Writing for The Calvert Journal, Dasha Shkurpela’s meditation on the Russian country cottage, the dacha, and its place in society and in cultural currency was a really enthralling essay to read—especially in contrast to the Brutalist, Communist architecture that seems to inform our ideas about the Soviet era and its antecedents.
These summer estates date back to czarist times and has in the terms etymology (from to give) its connotations of preference with the government—though those beneficiaries were expected to develop the allotment surrounding their gifted residents and were obliged to elevate the serfs that worked them. While the Soviet revolution sought to undo the landed gentry, the institution of the dacha remained—retaining it fealty as well.
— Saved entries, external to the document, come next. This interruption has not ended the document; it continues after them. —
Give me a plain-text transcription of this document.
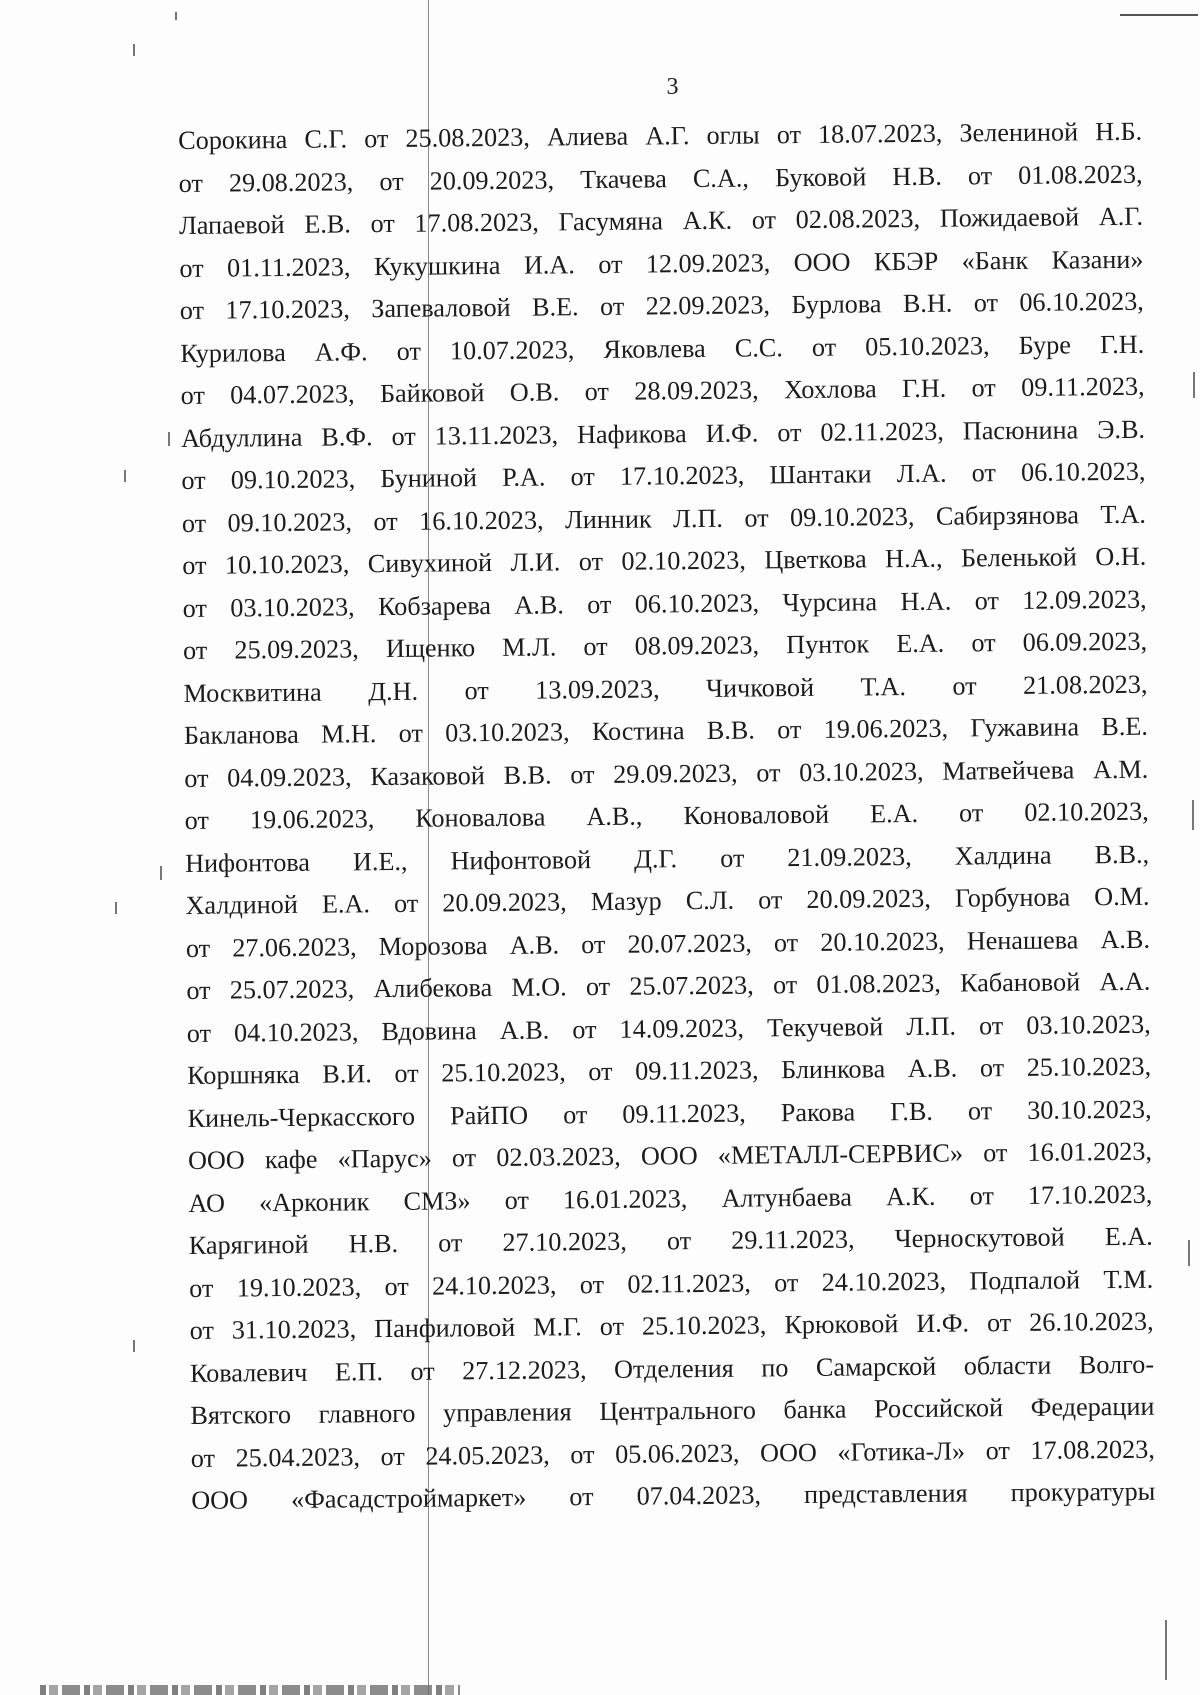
3
Сорокина С.Г. от 25.08.2023, Алиева А.Г. оглы от 18.07.2023, Зелениной Н.Б.
от 29.08.2023, от 20.09.2023, Ткачева С.А., Буковой Н.В. от 01.08.2023,
Лапаевой Е.В. от 17.08.2023, Гасумяна А.К. от 02.08.2023, Пожидаевой А.Г.
от 01.11.2023, Кукушкина И.А. от 12.09.2023, ООО КБЭР «Банк Казани»
от 17.10.2023, Запеваловой В.Е. от 22.09.2023, Бурлова В.Н. от 06.10.2023,
Курилова А.Ф. от 10.07.2023, Яковлева С.С. от 05.10.2023, Буре Г.Н.
от 04.07.2023, Байковой О.В. от 28.09.2023, Хохлова Г.Н. от 09.11.2023,
Абдуллина В.Ф. от 13.11.2023, Нафикова И.Ф. от 02.11.2023, Пасюнина Э.В.
от 09.10.2023, Буниной Р.А. от 17.10.2023, Шантаки Л.А. от 06.10.2023,
от 09.10.2023, от 16.10.2023, Линник Л.П. от 09.10.2023, Сабирзянова Т.А.
от 10.10.2023, Сивухиной Л.И. от 02.10.2023, Цветкова Н.А., Беленькой О.Н.
от 03.10.2023, Кобзарева А.В. от 06.10.2023, Чурсина Н.А. от 12.09.2023,
от 25.09.2023, Ищенко М.Л. от 08.09.2023, Пунток Е.А. от 06.09.2023,
Москвитина Д.Н. от 13.09.2023, Чичковой Т.А. от 21.08.2023,
Бакланова М.Н. от 03.10.2023, Костина В.В. от 19.06.2023, Гужавина В.Е.
от 04.09.2023, Казаковой В.В. от 29.09.2023, от 03.10.2023, Матвейчева А.М.
от 19.06.2023, Коновалова А.В., Коноваловой Е.А. от 02.10.2023,
Нифонтова И.Е., Нифонтовой Д.Г. от 21.09.2023, Халдина В.В.,
Халдиной Е.А. от 20.09.2023, Мазур С.Л. от 20.09.2023, Горбунова О.М.
от 27.06.2023, Морозова А.В. от 20.07.2023, от 20.10.2023, Ненашева А.В.
от 25.07.2023, Алибекова М.О. от 25.07.2023, от 01.08.2023, Кабановой А.А.
от 04.10.2023, Вдовина А.В. от 14.09.2023, Текучевой Л.П. от 03.10.2023,
Коршняка В.И. от 25.10.2023, от 09.11.2023, Блинкова А.В. от 25.10.2023,
Кинель-Черкасского РайПО от 09.11.2023, Ракова Г.В. от 30.10.2023,
ООО кафе «Парус» от 02.03.2023, ООО «МЕТАЛЛ-СЕРВИС» от 16.01.2023,
АО «Арконик СМЗ» от 16.01.2023, Алтунбаева А.К. от 17.10.2023,
Карягиной Н.В. от 27.10.2023, от 29.11.2023, Черноскутовой Е.А.
от 19.10.2023, от 24.10.2023, от 02.11.2023, от 24.10.2023, Подпалой Т.М.
от 31.10.2023, Панфиловой М.Г. от 25.10.2023, Крюковой И.Ф. от 26.10.2023,
Ковалевич Е.П. от 27.12.2023, Отделения по Самарской области Волго-
Вятского главного управления Центрального банка Российской Федерации
от 25.04.2023, от 24.05.2023, от 05.06.2023, ООО «Готика-Л» от 17.08.2023,
ООО «Фасадстроймаркет» от 07.04.2023, представления прокуратуры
Distinguished figures called номенклату́ра (nomenklatura—Latin for a list of names, careerists) were bestowed with not necessarily cottages or manors but cooperatives to take under their patronage and beautify. Ownership of property (lots of land) was of course in principle forbidden but the buildings on it could be embellished, exchanged or sold by workers in the institution that managed the estate—leading to a litany of zoning laws that aimed to prevent these countryside get-away destinations anything more than a weekend haven—much like the German notion of having a Gartenstadt reservation inside urban areas where city-dwellers might be able to have a party shed and a small plot for vegetables. The society that was building these retreats as an escape from the industrialisation of the cities and what became of them after the collapse of the USSR bears out a lot to reflect on and is a lens that brings one’s relationship to space, creation and exchange into sharper focus.